# standard vs. mag primers



## chainsaw (May 24, 2011)

Will it hurt to use mag primers in my 1911?


----------



## HK Dan (Dec 22, 2010)

No it won't hurt a thing. You can use them interchangeably.


----------



## chainsaw (May 24, 2011)

Thanks,i kinda fgured since winchester primers say for standard or magnum loads.


----------



## Steve M1911A1 (Feb 6, 2008)

Used to be, but maybe no longer is, that Magnum primers were "hotter," in that the flame they produced was physically longer and burned at higher temperatures. This would raise the pressure inside a non-Magnum load a little higher than you'd expect.
Might've been, too, that the cup of a Magnum primer was firmer (less soft), to better resist Magnum pressures. This would lead to misfires, if the firing-pin strike was a little anemic.
Used to be, that loading manuals would specify whether to use Magnum or non-Magnum primers with a specified load, and reloaders were admonished to use the exact components specified.

Has all this changed?

If you use Magnum primers in a 1911, I believe that you'll get both misfires and overpressure signs.


----------



## chainsaw (May 24, 2011)

How come the Winchester primers said they were for standard or magnum loads?Not trying to be a smart a or anything.I couldnt figure out how they could could be ok for mag and non mag so I used them all for my .44 mag. and thats all the local sg store has in stock.


----------



## Steve M1911A1 (Feb 6, 2008)

chainsaw said:


> How come the Winchester primers said they were for standard or magnum loads?...

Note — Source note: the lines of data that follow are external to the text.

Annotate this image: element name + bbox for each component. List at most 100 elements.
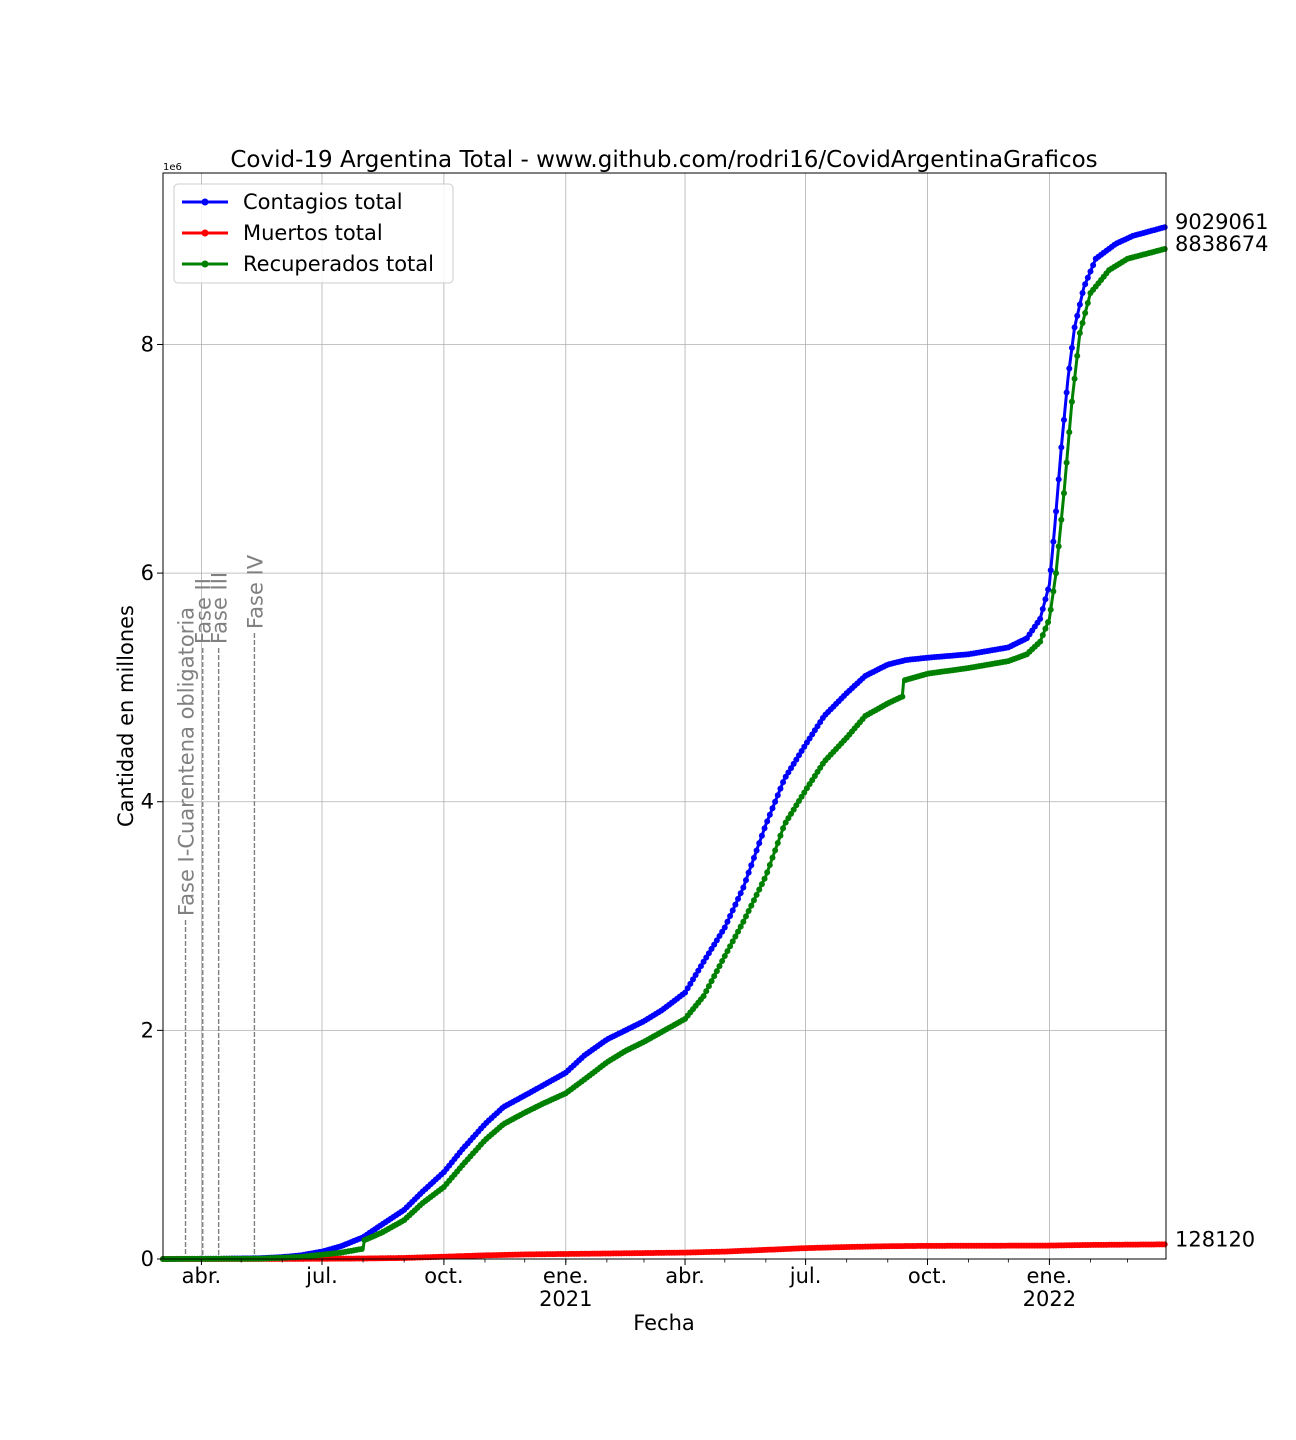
y-tick-label: 0 bbox=[141, 1247, 154, 1271]
x-tick-label: oct. bbox=[908, 1264, 947, 1288]
series-point bbox=[1084, 300, 1091, 307]
series-point bbox=[766, 862, 773, 869]
series-point bbox=[750, 854, 757, 861]
series-point bbox=[1055, 476, 1062, 483]
series-point bbox=[758, 881, 765, 888]
series-0 bbox=[160, 224, 1168, 1262]
phase-label: Fase IV bbox=[243, 554, 267, 629]
series-point bbox=[692, 972, 699, 979]
series-point bbox=[758, 832, 765, 839]
series-point bbox=[1071, 375, 1078, 382]
series-point bbox=[1082, 310, 1089, 317]
series-point bbox=[788, 765, 795, 772]
series-point bbox=[1053, 508, 1060, 515]
series-point bbox=[772, 847, 779, 854]
series-point bbox=[1161, 1241, 1168, 1248]
series-point bbox=[1071, 324, 1078, 331]
series-point bbox=[795, 752, 802, 759]
series-point bbox=[1039, 632, 1046, 639]
series-point bbox=[1047, 606, 1054, 613]
series-point bbox=[721, 924, 728, 931]
series-point bbox=[700, 993, 707, 1000]
series-point bbox=[761, 875, 768, 882]
legend-label: Recuperados total bbox=[243, 252, 434, 276]
x-tick-label: ene. bbox=[543, 1264, 589, 1288]
series-point bbox=[748, 902, 755, 909]
series-point bbox=[780, 825, 787, 832]
series-point bbox=[719, 958, 726, 965]
series-point bbox=[711, 941, 718, 948]
series-point bbox=[732, 933, 739, 940]
series-point bbox=[724, 948, 731, 955]
series-point bbox=[708, 978, 715, 985]
series-point bbox=[1074, 312, 1081, 319]
x-tick-year-label: 2022 bbox=[1023, 1287, 1076, 1311]
series-point bbox=[1060, 490, 1067, 497]
phase-label: Fase III bbox=[208, 572, 232, 644]
series-point bbox=[1042, 625, 1049, 632]
chart-title: Covid-19 Argentina Total - www.github.co… bbox=[230, 147, 1097, 173]
series-point bbox=[703, 954, 710, 961]
series-point bbox=[1066, 365, 1073, 372]
series-point bbox=[1050, 588, 1057, 595]
series-point bbox=[750, 897, 757, 904]
series-point bbox=[753, 891, 760, 898]
series-point bbox=[756, 886, 763, 893]
series-point bbox=[689, 976, 696, 983]
series-point bbox=[703, 988, 710, 995]
series-point bbox=[761, 825, 768, 832]
series-point bbox=[724, 918, 731, 925]
series-point bbox=[1087, 268, 1094, 275]
series-point bbox=[1050, 538, 1057, 545]
legend-box bbox=[173, 183, 454, 284]
series-point bbox=[774, 792, 781, 799]
x-tick-label: ene. bbox=[1026, 1264, 1072, 1288]
series-point bbox=[358, 1245, 365, 1252]
series-point bbox=[764, 869, 771, 876]
series-point bbox=[1045, 586, 1052, 593]
series-point bbox=[793, 756, 800, 763]
series-point bbox=[777, 785, 784, 792]
series-point bbox=[740, 918, 747, 925]
series-point bbox=[729, 907, 736, 914]
y-tick-label: 8 bbox=[141, 332, 154, 356]
y-tick-label: 2 bbox=[141, 1018, 154, 1042]
series-point bbox=[785, 769, 792, 776]
series-point bbox=[735, 928, 742, 935]
series-point bbox=[745, 869, 752, 876]
series-point bbox=[782, 773, 789, 780]
series-point bbox=[774, 839, 781, 846]
y-tick-label: 4 bbox=[141, 790, 154, 814]
legend-swatch-marker bbox=[201, 198, 209, 206]
series-point bbox=[1068, 344, 1075, 351]
series-point bbox=[753, 847, 760, 854]
series-point bbox=[899, 693, 906, 700]
series-point bbox=[684, 985, 691, 992]
series-point bbox=[735, 895, 742, 902]
series-point bbox=[1063, 389, 1070, 396]
x-tick-label: abr. bbox=[665, 1264, 705, 1288]
series-layer bbox=[160, 224, 1168, 1262]
series-point bbox=[1079, 320, 1086, 327]
series-point bbox=[716, 933, 723, 940]
series-point bbox=[793, 802, 800, 809]
series-point bbox=[798, 748, 805, 755]
series-point bbox=[772, 798, 779, 805]
series-point bbox=[782, 819, 789, 826]
series-point bbox=[1063, 459, 1070, 466]
legend-label: Muertos total bbox=[243, 221, 383, 245]
series-point bbox=[748, 862, 755, 869]
series-point bbox=[1047, 567, 1054, 574]
series-point bbox=[1084, 274, 1091, 281]
series-point bbox=[764, 818, 771, 825]
legend: Contagios total Muertos total Recuperados … bbox=[173, 183, 454, 284]
series-point bbox=[705, 983, 712, 990]
series-point bbox=[1055, 543, 1062, 550]
y-offset-label: 1e6 bbox=[163, 162, 182, 173]
y-tick-label: 6 bbox=[141, 561, 154, 585]
series-point bbox=[1037, 615, 1044, 622]
series-point bbox=[737, 923, 744, 930]
series-point bbox=[1039, 606, 1046, 613]
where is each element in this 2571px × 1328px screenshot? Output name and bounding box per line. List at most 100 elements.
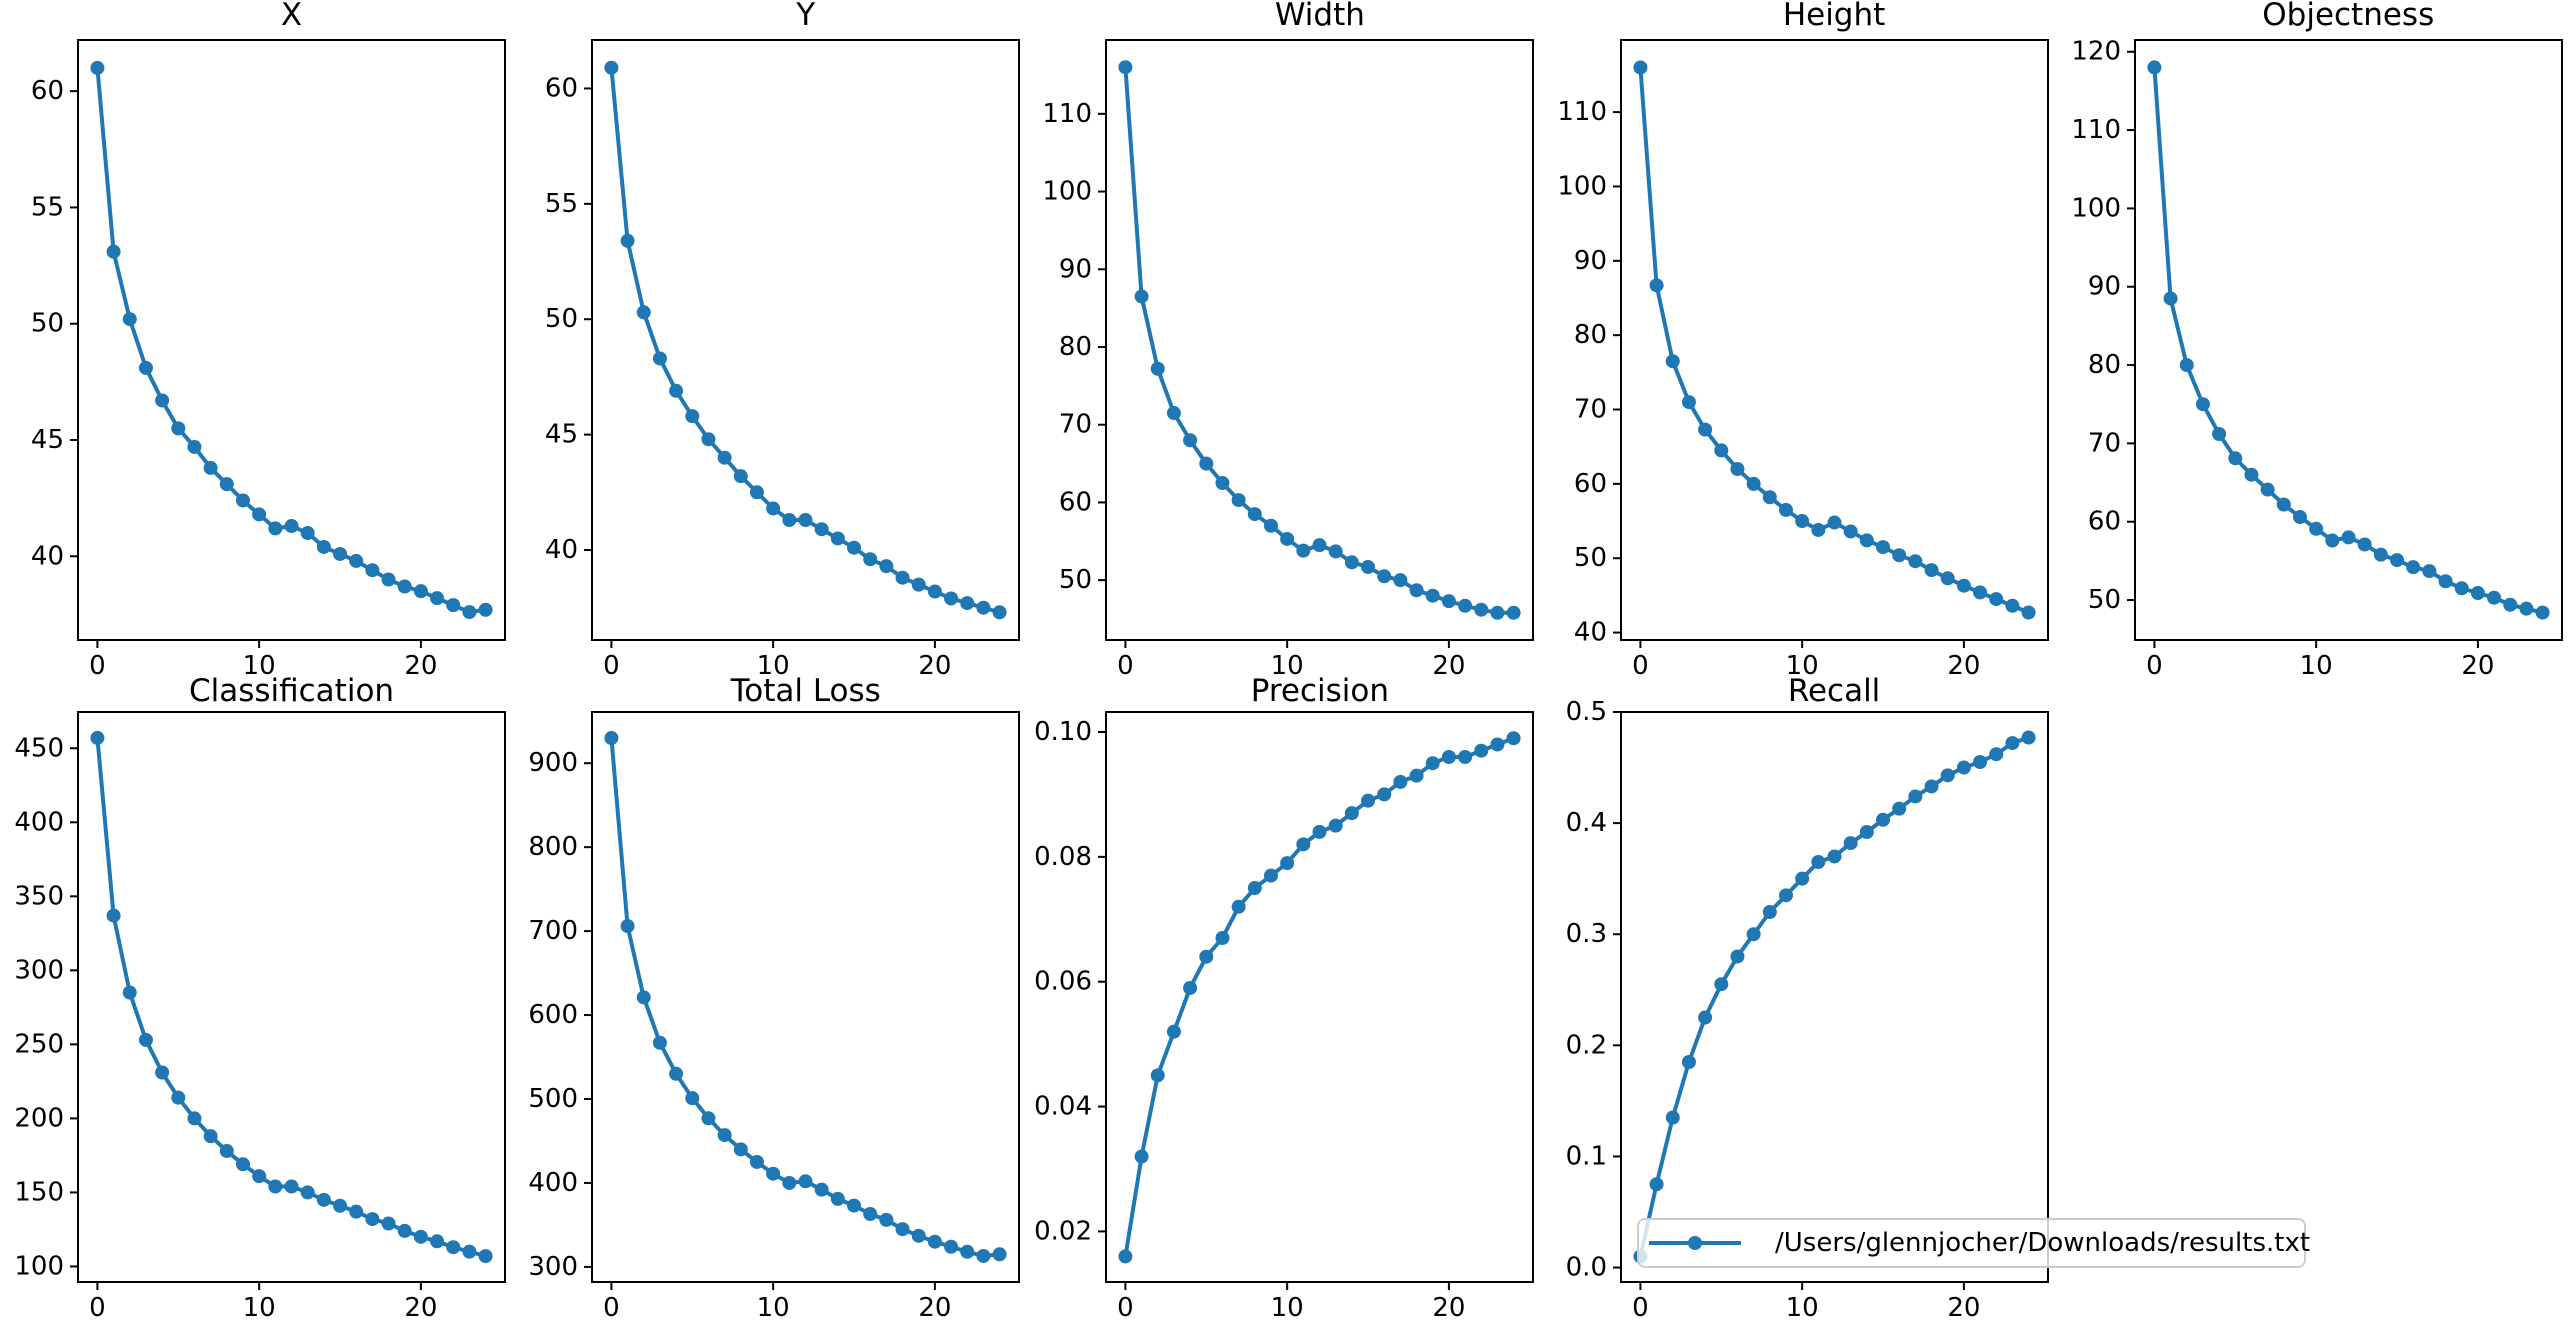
svg-text:45: 45 <box>545 420 578 450</box>
svg-text:20: 20 <box>919 651 952 681</box>
svg-text:10: 10 <box>1785 1293 1818 1323</box>
svg-text:250: 250 <box>14 1029 64 1059</box>
svg-text:0: 0 <box>2146 651 2163 681</box>
svg-text:400: 400 <box>529 1168 579 1198</box>
svg-text:10: 10 <box>1271 1293 1304 1323</box>
svg-text:50: 50 <box>545 304 578 334</box>
subplot-classification: Classification 100 150 200 250 300 350 400 450 0… <box>0 659 514 1328</box>
subplot-title: X <box>280 0 303 33</box>
svg-text:70: 70 <box>1573 395 1606 425</box>
subplot-width: Width 50 60 70 80 90 100 110 0 10 20 <box>1028 0 1542 681</box>
subplot-title: Precision <box>1250 673 1390 709</box>
svg-text:45: 45 <box>31 425 64 455</box>
svg-text:0: 0 <box>1118 651 1135 681</box>
svg-text:20: 20 <box>1433 1293 1466 1323</box>
svg-text:20: 20 <box>2461 651 2494 681</box>
svg-text:60: 60 <box>1573 469 1606 499</box>
svg-text:600: 600 <box>529 1000 579 1030</box>
svg-text:40: 40 <box>1573 618 1606 648</box>
chart-canvas: 100 150 200 250 300 350 400 450 0 10 20 <box>14 711 506 1323</box>
svg-text:300: 300 <box>14 955 64 985</box>
svg-text:0: 0 <box>1632 1293 1649 1323</box>
subplot-title: Classification <box>188 673 395 709</box>
svg-text:500: 500 <box>529 1084 579 1114</box>
svg-text:0.2: 0.2 <box>1565 1030 1606 1060</box>
chart-canvas: 0.0 0.1 0.2 0.3 0.4 0.5 0 10 20 <box>1565 697 2049 1323</box>
svg-text:70: 70 <box>2088 428 2121 458</box>
svg-text:10: 10 <box>1271 651 1304 681</box>
svg-text:90: 90 <box>1059 254 1092 284</box>
svg-text:50: 50 <box>31 309 64 339</box>
chart-canvas: 40 50 60 70 80 90 100 110 0 10 20 <box>1557 39 2049 681</box>
svg-text:20: 20 <box>404 651 437 681</box>
chart-canvas: 50 60 70 80 90 100 110 120 0 10 20 <box>2071 37 2563 681</box>
svg-text:50: 50 <box>1573 543 1606 573</box>
svg-text:60: 60 <box>2088 507 2121 537</box>
svg-text:0: 0 <box>603 1293 620 1323</box>
svg-text:20: 20 <box>404 1293 437 1323</box>
svg-text:0.4: 0.4 <box>1565 808 1606 838</box>
svg-text:10: 10 <box>1785 651 1818 681</box>
svg-text:0.1: 0.1 <box>1565 1141 1606 1171</box>
svg-text:50: 50 <box>2088 585 2121 615</box>
svg-text:0.5: 0.5 <box>1565 697 1606 727</box>
svg-text:110: 110 <box>1043 99 1093 129</box>
svg-text:10: 10 <box>2299 651 2332 681</box>
subplot-precision: Precision 0.02 0.04 0.06 0.08 0.10 0 10 20 <box>1028 659 1542 1328</box>
svg-text:0: 0 <box>89 1293 106 1323</box>
subplot-title: Recall <box>1787 673 1881 709</box>
svg-text:20: 20 <box>1947 1293 1980 1323</box>
svg-text:0.08: 0.08 <box>1034 842 1092 872</box>
svg-text:70: 70 <box>1059 410 1092 440</box>
svg-text:10: 10 <box>243 651 276 681</box>
svg-text:0: 0 <box>89 651 106 681</box>
svg-text:80: 80 <box>1059 332 1092 362</box>
svg-text:55: 55 <box>545 189 578 219</box>
subplot-objectness: Objectness 50 60 70 80 90 100 110 120 0 10 20 <box>2057 0 2571 681</box>
svg-text:0: 0 <box>1118 1293 1135 1323</box>
svg-text:0.3: 0.3 <box>1565 919 1606 949</box>
subplot-title: Y <box>796 0 816 33</box>
subplot-title: Total Loss <box>730 673 881 709</box>
svg-text:20: 20 <box>1947 651 1980 681</box>
svg-text:110: 110 <box>1557 97 1607 127</box>
legend-label: /Users/glennjocher/Downloads/results.txt <box>1775 1228 2311 1258</box>
svg-text:90: 90 <box>2088 272 2121 302</box>
svg-text:0: 0 <box>1632 651 1649 681</box>
svg-text:900: 900 <box>529 748 579 778</box>
subplot-x: X 40 45 50 55 60 0 10 20 <box>0 0 514 681</box>
svg-text:150: 150 <box>14 1177 64 1207</box>
svg-text:20: 20 <box>919 1293 952 1323</box>
svg-text:60: 60 <box>545 73 578 103</box>
subplot-title: Height <box>1782 0 1886 33</box>
svg-text:0: 0 <box>603 651 620 681</box>
subplot-recall: Recall 0.0 0.1 0.2 0.3 0.4 0.5 0 10 20 <box>1543 659 2057 1328</box>
svg-text:60: 60 <box>1059 487 1092 517</box>
subplot-title: Objectness <box>2262 0 2435 33</box>
svg-text:200: 200 <box>14 1103 64 1133</box>
subplot-height: Height 40 50 60 70 80 90 100 110 0 10 20 <box>1543 0 2057 681</box>
svg-text:55: 55 <box>31 192 64 222</box>
svg-text:350: 350 <box>14 881 64 911</box>
svg-text:450: 450 <box>14 733 64 763</box>
svg-text:700: 700 <box>529 916 579 946</box>
legend: /Users/glennjocher/Downloads/results.txt <box>1637 1218 2310 1268</box>
legend-line-sample <box>1649 1236 1741 1250</box>
svg-text:300: 300 <box>529 1252 579 1282</box>
svg-text:100: 100 <box>14 1251 64 1281</box>
chart-canvas: 0.02 0.04 0.06 0.08 0.10 0 10 20 <box>1034 711 1535 1323</box>
svg-text:10: 10 <box>757 1293 790 1323</box>
svg-text:80: 80 <box>1573 320 1606 350</box>
svg-text:0.06: 0.06 <box>1034 967 1092 997</box>
svg-text:100: 100 <box>1043 177 1093 207</box>
chart-canvas: 50 60 70 80 90 100 110 0 10 20 <box>1043 39 1535 681</box>
svg-text:10: 10 <box>757 651 790 681</box>
subplot-title: Width <box>1274 0 1365 33</box>
svg-text:0.04: 0.04 <box>1034 1092 1092 1122</box>
svg-text:120: 120 <box>2071 37 2121 67</box>
svg-text:10: 10 <box>243 1293 276 1323</box>
svg-text:50: 50 <box>1059 565 1092 595</box>
subplot-y: Y 40 45 50 55 60 0 10 20 <box>514 0 1028 681</box>
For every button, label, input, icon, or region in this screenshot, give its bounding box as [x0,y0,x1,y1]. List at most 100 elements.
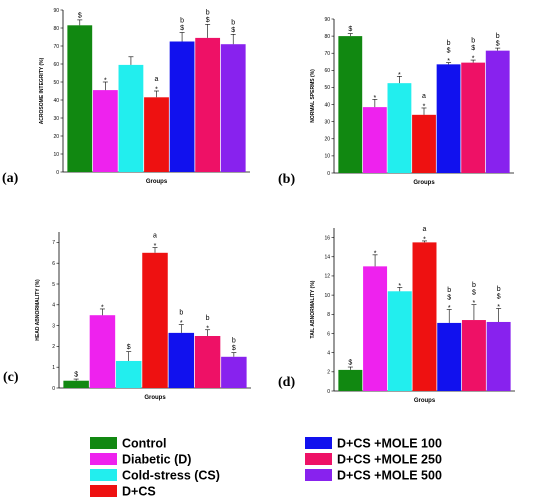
y-tick-label: 14 [324,255,330,261]
legend-item-5: D+CS +MOLE 100 [305,437,442,451]
significance-mark: * [423,103,426,110]
legend-swatch [305,437,332,449]
x-axis-label: Groups [146,179,168,185]
y-tick-label: 16 [324,235,330,241]
y-tick-label: 0 [52,386,55,392]
panel-label: (d) [278,375,295,390]
significance-mark: * [398,283,401,290]
legend-label: D+CS +MOLE 250 [337,453,442,467]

Quite seriously, I don't know.
I have to assume that Winchester knows what it's saying, but that information is newer than my experience, so I must be "out of the loop."
In truth, I'm still using primers (non-Winchester) that I bought about 15 years ago, and I haven't bought any since.

I do know from experience that some primers are "harder" than others.
I have a mini-pistol that has such a weak firing-pin strike that it won't set off the Remington pistol primers I'm using.
However, it fires factory-loaded cartridges (mostly Hornady) without a problem.


----------